Tuesday, December 16, 2008

Organize Your Start Menu

I am a productivity extremist; I spend entire days tweaking my computer and programs to get the most out of them. If you are like me, you know how difficult and time-consuming this can be - the pay-off is that, once you've set everything just right, your productivity does increase.

If you are not like me, take a moment to consider all the time you waste looking for programs, files, and so forth. Add to this the time spent adjusting settings according to your project's needs, your personal preferences, and so on. Add all those minutes together and you'll see just how much time you are losing everyday, on every project and operation.

Above and beyond that, it's frustrating as hell! And the quality of your work, as well as your productivity and output, is directly affected by your mood. Having your computer behave and perform exactly the way you want/need it to - without having to fool with it to make it do so - reduces your stress more than you can ever realize until you have experienced it for a week or two!

And all of this begins at the beginning: the Start Menu.

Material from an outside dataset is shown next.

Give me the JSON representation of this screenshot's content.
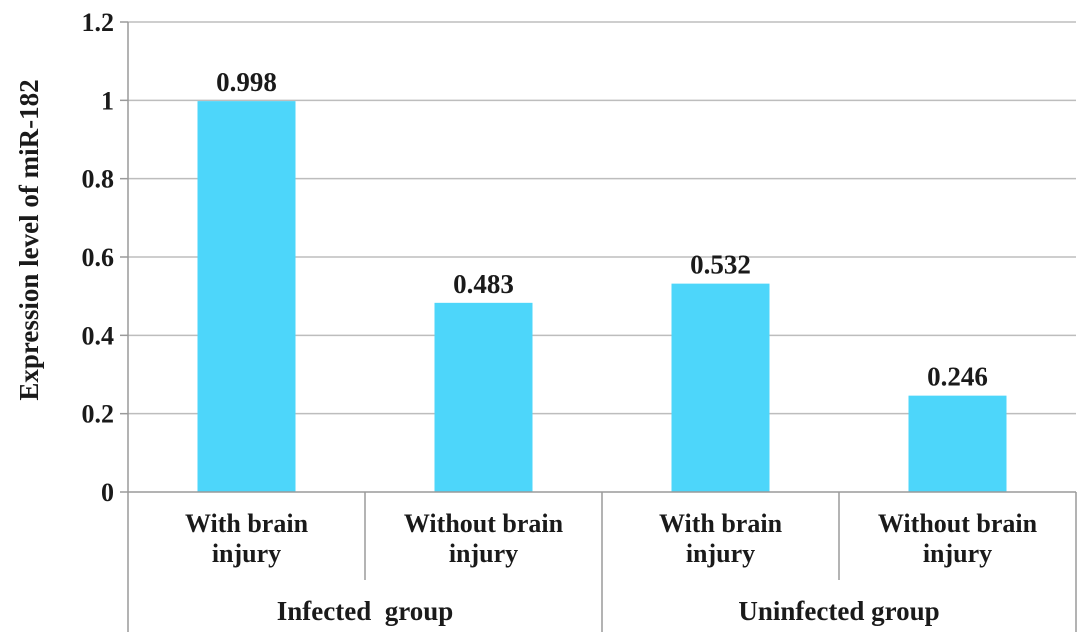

WinStep is a utility we really shouldn't need; Microsoft continues to put more and more of its OS "under the hood," where we tweakers have to struggle to get to it in order to make our computers work for us. Ostensibly, this is to make it more "user-friendly," except that it just isn't. Microsoft's preferences are neither intuitive nor productive; they are designed to promote their "upgrade" services and those that come pre-bundled with your computer.

There probably is some registry hack or three that allows you to accomplish what WinStep does, but it would be messy, complicated, and time-consuming; WinStep makes it pretty easy. But let me give you the rundown on how to use it, because they won't tell you this on the site or in the instructions:
  • Install the software, go to Main and choose "Backup Start Menu," then logoff and logon again.
  • Go ahead and prune your Start Menu from the Start Menu. Take note of how many "Adminstrator's Tools" and "System Tools" folders are scattered throughout; if you move them to a folder in which one already exists, it will overwrite, so be sure you take special consideration of them.
  • Move individual programs from folders to the folders in which you want them or to the Start Menu root; WinStep does not allow you to manipulate folders' contents.
  • Logoff and logon again. You will have to do this a lot, as the changes do not always take effect until you do.
  • Start the program and make a new Backup.
  • Go to Main and choose "Delete Dead Shortcuts."
  • Make your changes through WinStep.
  • Restart the system entirely.
  • Go to your Start Menu, right-click on each folder and choose Properties -> Customize. Change the bland folder icon to something keyed to the folder's contents. Remember that, aside from the icons available to you when you immediately choose this option, most .EXE files have at least a few icons, as well - some have dozens! - use each program's icon for its folder. Don't forget the old standby, MORICONS.dll (in the Windows/System32 folder).
The pre-installed WinStep folders are fine, though repetitive, and you are going to have to spend more time fooling with the whole thing than you should, but it's worth it in the end. I'm not sure if this due to bugs in the program, my personal gaffes, or Vista, but once you get the most difficult part done - getting rid of all those programs you never use and moving the ones you do into sensible folders so you can actually find them - the rest is just tweaking.

You can still manipulate listings directly from the Start Menu, and I've found a combination of the methods to be the best approach for me - actually some tweaking directly from the Start Menu is necessary. There are a lot of duplications - Administrative Tools and System Tools being the stand-outs - that you will need to iron-out on your own.

Great utility that should be completely unnecessary.